Chars can be encoded as 8-tuples of booleans. For example, the char 'a', which is 97 in ASCII and 01100001 in binary, can be represented as tuple (t -> (t F T T F F F F T)). The syntax is the usual:

'a'

Which is expanded to/from the Lambda Calculus as:

λ((((((((0 F) T) T) F) F) F) F) T)

Where F = λλ0 (false) and T = λλ1 (true).

Strings

Strings are just lists of chars.

"abcd"

The program above is expanded as:

['a', 'b', 'c', 'd']
...
(cons nil -> (cons 'a' (cons 'b' (cons 'c' (cons 'd' nil)))))
...
λλ  ((T λ((((((((0 F) T) T) F) F) F) F) T))
    ((T λ((((((((0 F) T) T) F) F) F) T) F))
    ((T λ((((((((0 F) T) T) F) F) F) T) T)) 
    ((T λ((((((((0 F) T) T) F) F) T) F) F)) 
        0 ))))

Where F = λλ0 (false) and T = λλ1 (true).

Words

Words are 32-bit unsigned inters. The encoding is the same as chars, except the function of 2 arguments returns a 32-tuple instead of an 8-tuple. The syntax is a hash symbol (#) followed by a number literal. It is a minor shortcut since one could already write a lambda calculus function called # which would convert a church number to a word, and just write (# 123) instead of #123. 123 in binary is 00000000 00000000 00000000 01111011, so...

#123

Expands to/from the Lambda Calculus as:

λ((((((((((((((((((((((((((((((((0
    F) F) F) F) F) F) F) F) 
    F) F) F) F) F) F) F) F) 
    F) F) F) F) F) F) F) F) 
    F) T) T) T) T) F) T) T)

Where F = λλ0 (false) and T = λλ1 (true).

Comments

Anything between double hyphen (--) and a newline is ignored by the compiler.

-- Hello I'm a comment
a = 7 -- I'm too

ADTs

First-class Algebraic DataTypes (ADTs) are experimental and the most complex feature here. The point is that defining functions for a datatype on the λ-calculus is hard when you have to deal with church/scott encodings yourself. Combining ADTs with high-order derivers, many functions such as (on the List case) cons, nil (constructors), head, tail (getters), map, zipWith (some algorithms), as well as lenses, monads and so on, can be derived automatically. While this already works (for Scott encodings only), it is very likely that my design is imperfect and there are better solutions. Example:

In Haskell, we have:

data Bool   = True | False deriving Show
data List a = Cons { head :: a, tail :: List a } | Nil deriving Show
data Tree a = Node a (List (Tree a)) deriving Show
type TLB    = Tree (List Bool)

In Caramel, we have:

Bool   = #{True {} | False {}}
List a = #{Cons {head : a, tail : *} | Nil {}}
Tree a = #{Tree {tag : a, children : (List *)}}
TLB    = (Tree (List Bool))

Notice recursion uses the special * character, repeated n times, which works like bruijn indexed variables, refering to the nth enclosing complete ADT. Polymorphic types are just functions returning ADTs.
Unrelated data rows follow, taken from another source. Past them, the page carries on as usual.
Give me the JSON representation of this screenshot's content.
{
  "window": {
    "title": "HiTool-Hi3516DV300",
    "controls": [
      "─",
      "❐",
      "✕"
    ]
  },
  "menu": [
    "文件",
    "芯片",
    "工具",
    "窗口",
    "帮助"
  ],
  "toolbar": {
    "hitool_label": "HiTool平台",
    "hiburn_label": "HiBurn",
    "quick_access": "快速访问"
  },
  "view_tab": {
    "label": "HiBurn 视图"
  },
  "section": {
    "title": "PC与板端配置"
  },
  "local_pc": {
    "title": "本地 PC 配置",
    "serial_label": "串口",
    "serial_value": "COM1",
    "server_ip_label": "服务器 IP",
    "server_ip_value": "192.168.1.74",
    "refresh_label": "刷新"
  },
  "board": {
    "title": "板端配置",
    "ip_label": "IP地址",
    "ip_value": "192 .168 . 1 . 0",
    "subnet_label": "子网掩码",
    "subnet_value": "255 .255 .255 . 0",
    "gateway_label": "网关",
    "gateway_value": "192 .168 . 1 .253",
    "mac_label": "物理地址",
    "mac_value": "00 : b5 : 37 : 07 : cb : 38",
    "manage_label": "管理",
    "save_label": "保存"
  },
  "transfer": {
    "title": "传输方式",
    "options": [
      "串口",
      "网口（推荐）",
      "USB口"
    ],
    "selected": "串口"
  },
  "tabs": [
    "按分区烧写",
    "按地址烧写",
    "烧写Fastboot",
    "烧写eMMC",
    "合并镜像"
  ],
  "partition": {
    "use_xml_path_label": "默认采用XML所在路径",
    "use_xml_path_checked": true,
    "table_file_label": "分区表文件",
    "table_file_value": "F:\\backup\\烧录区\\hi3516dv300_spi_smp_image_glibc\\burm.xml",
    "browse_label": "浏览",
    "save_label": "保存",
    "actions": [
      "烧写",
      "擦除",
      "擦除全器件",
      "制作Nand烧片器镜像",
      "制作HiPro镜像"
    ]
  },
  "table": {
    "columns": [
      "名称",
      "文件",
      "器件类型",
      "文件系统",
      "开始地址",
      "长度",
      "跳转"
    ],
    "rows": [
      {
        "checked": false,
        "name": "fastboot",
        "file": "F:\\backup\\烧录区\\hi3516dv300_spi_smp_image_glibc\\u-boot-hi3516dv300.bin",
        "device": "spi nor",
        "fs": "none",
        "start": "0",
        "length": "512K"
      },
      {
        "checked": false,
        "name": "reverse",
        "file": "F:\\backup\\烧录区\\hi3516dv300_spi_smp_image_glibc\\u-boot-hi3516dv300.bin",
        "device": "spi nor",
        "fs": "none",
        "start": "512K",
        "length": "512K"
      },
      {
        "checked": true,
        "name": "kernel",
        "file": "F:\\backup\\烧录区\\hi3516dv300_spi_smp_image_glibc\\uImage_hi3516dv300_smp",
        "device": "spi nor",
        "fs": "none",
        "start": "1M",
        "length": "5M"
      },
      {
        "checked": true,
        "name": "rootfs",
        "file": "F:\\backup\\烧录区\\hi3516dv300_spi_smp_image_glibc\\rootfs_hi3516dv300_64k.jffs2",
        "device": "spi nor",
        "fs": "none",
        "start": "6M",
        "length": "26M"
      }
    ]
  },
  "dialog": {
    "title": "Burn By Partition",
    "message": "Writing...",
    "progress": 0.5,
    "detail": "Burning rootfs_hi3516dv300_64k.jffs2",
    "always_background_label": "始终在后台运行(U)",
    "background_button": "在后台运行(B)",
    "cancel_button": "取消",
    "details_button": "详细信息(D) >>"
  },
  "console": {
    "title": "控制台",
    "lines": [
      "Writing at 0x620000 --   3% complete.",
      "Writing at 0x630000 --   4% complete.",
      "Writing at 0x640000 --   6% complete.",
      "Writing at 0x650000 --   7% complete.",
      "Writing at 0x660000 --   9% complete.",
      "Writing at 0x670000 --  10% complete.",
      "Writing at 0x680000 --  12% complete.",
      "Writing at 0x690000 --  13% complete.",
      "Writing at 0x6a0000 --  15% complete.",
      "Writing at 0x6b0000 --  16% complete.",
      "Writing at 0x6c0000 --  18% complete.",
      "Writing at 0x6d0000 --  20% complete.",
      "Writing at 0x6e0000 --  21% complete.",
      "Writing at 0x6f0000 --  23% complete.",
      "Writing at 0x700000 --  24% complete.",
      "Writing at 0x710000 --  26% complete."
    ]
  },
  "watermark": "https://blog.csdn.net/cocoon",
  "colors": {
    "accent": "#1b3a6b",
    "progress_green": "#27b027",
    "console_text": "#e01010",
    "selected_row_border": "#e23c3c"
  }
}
Also, the syntax does not (as a design principle) create any top level definition. We can get many free functions for those datatypes using high-order derivers such as Ctor, Show, Match, Getter, Fold.

Bool  = #{True | False}
True  = (Ctor 0 Bool)
False = (Ctor 1 Bool) 
show  = (Show Bool)
if    = (Match Bool)
... and so on

Note this has nothing to do with types or typechecking.

Consult Prelude/derivers.mel for the available derivers.